Nonlinear studies of tumor morphological stability using a two-fluid flow model.

Abstract

We consider the nonlinear dynamics of an avascular tumor at the tissue scale using a two-fluid flow Stokes model, where the viscosity of the tumor and host microenvironment may be different. The viscosities reflect the combined properties of cell and extracellular matrix mixtures. We perform a linear morphological stability analysis of the tumors, and we investigate the role of nonlinearity using boundary-integral simulations in two dimensions. The tumor is non-necrotic, although cell death may occur through apoptosis.

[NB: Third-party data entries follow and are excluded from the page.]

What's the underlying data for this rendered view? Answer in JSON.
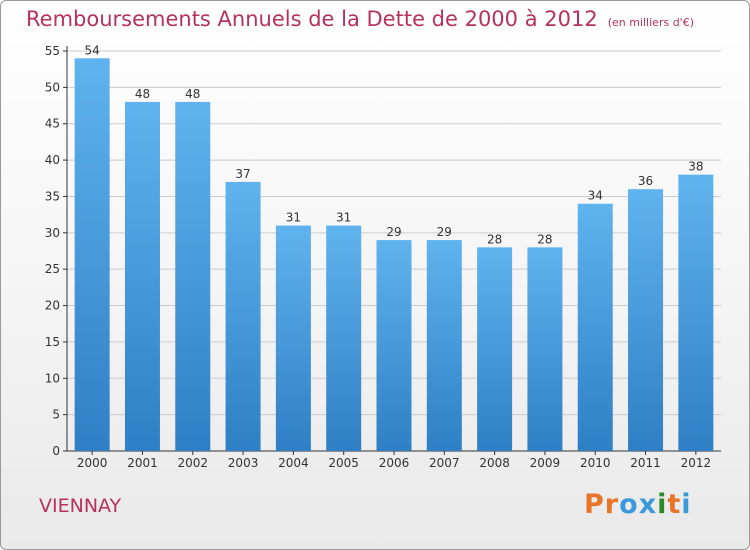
{
  "title": "Remboursements Annuels de la Dette de 2000 à 2012",
  "unit_label": "(en milliers d'€)",
  "place": "VIENNAY",
  "brand": {
    "letters": [
      "P",
      "r",
      "o",
      "x",
      "i",
      "t",
      "i"
    ],
    "colors": [
      "#e8742a",
      "#e8742a",
      "#3a9ad9",
      "#3a9ad9",
      "#2b8a2b",
      "#e8742a",
      "#3a9ad9"
    ]
  },
  "colors": {
    "bar": "#4a9fe0",
    "bar_light": "#5fb3ee",
    "bar_dark": "#2f7fc4",
    "title": "#b5325e",
    "axis": "#333333",
    "grid": "#cccccc"
  },
  "chart_data": {
    "type": "bar",
    "categories": [
      "2000",
      "2001",
      "2002",
      "2003",
      "2004",
      "2005",
      "2006",
      "2007",
      "2008",
      "2009",
      "2010",
      "2011",
      "2012"
    ],
    "values": [
      54,
      48,
      48,
      37,
      31,
      31,
      29,
      29,
      28,
      28,
      34,
      36,
      38
    ],
    "ylim": [
      0,
      55
    ],
    "yticks": [
      0,
      5,
      10,
      15,
      20,
      25,
      30,
      35,
      40,
      45,
      50,
      55
    ],
    "grid": true,
    "data_labels": true
  }
}
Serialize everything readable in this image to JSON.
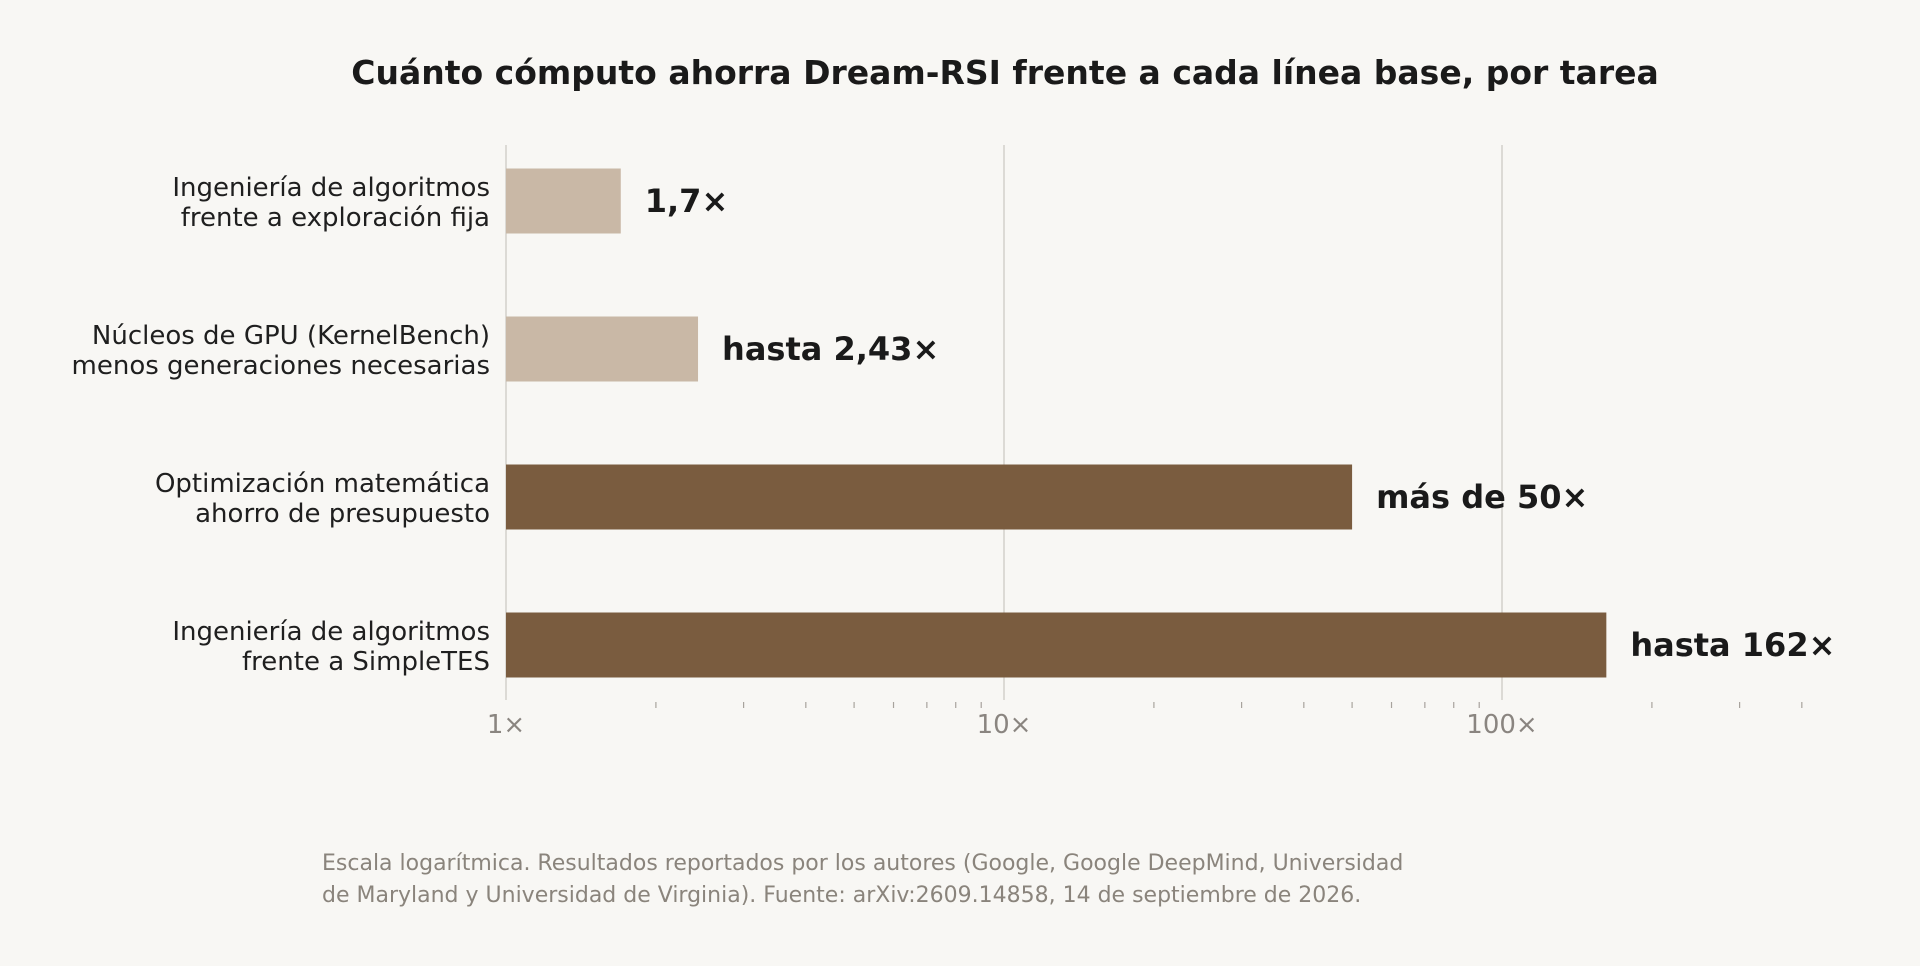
{
  "chart_data": {
    "type": "bar",
    "orientation": "horizontal",
    "title": "Cuánto cómputo ahorra Dream-RSI frente a cada línea base, por tarea",
    "x_scale": "log",
    "xlim": [
      1,
      450
    ],
    "x_ticks": [
      {
        "value": 1,
        "label": "1×"
      },
      {
        "value": 10,
        "label": "10×"
      },
      {
        "value": 100,
        "label": "100×"
      }
    ],
    "grid": "vertical major gridlines",
    "categories": [
      [
        "Ingeniería de algoritmos",
        "frente a exploración fija"
      ],
      [
        "Núcleos de GPU (KernelBench)",
        "menos generaciones necesarias"
      ],
      [
        "Optimización matemática",
        "ahorro de presupuesto"
      ],
      [
        "Ingeniería de algoritmos",
        "frente a SimpleTES"
      ]
    ],
    "values": [
      1.7,
      2.43,
      50,
      162
    ],
    "value_labels": [
      "1,7×",
      "hasta 2,43×",
      "más de 50×",
      "hasta 162×"
    ],
    "colors": [
      "#c9b8a6",
      "#c9b8a6",
      "#7a5c3f",
      "#7a5c3f"
    ],
    "gridline_color": "#dcdad5",
    "footnote": [
      "Escala logarítmica. Resultados reportados por los autores (Google, Google DeepMind, Universidad",
      "de Maryland y Universidad de Virginia). Fuente: arXiv:2609.14858, 14 de septiembre de 2026."
    ]
  }
}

We demonstrate that tumor evolution is regulated by a reduced set of nondimensional parameters that characterize apoptosis, cell-cell/cell-extracellular matrix adhesion, vascularization and the ratio of tumor and host viscosities. A novel reformulation of the equations enables the use of standard boundary integral techniques to solve the equations numerically. Nonlinear simulation results are consistent with linear predictions for nearly circular tumors. As perturbations develop and grow, the linear and nonlinear results deviate and linear theory tends to underpredict the growth of perturbations. Simulations reveal two basic types of tumor shapes, depending on the viscosities of the tumor and microenvironment. When the tumor is more viscous than its environment, the tumors tend to develop invasive fingers and a branched-like structure. As the relative ratio of the tumor and host viscosities decreases, the tumors tend to grow with a more compact shape and develop complex invaginations of healthy regions that may become encapsulated in the tumor interior. Although our model utilizes a simplified description of the tumor and host biomechanics, our results are consistent with experiments in a variety of tumor types that suggest that there is a positive correlation between tumor stiffness and tumor aggressiveness.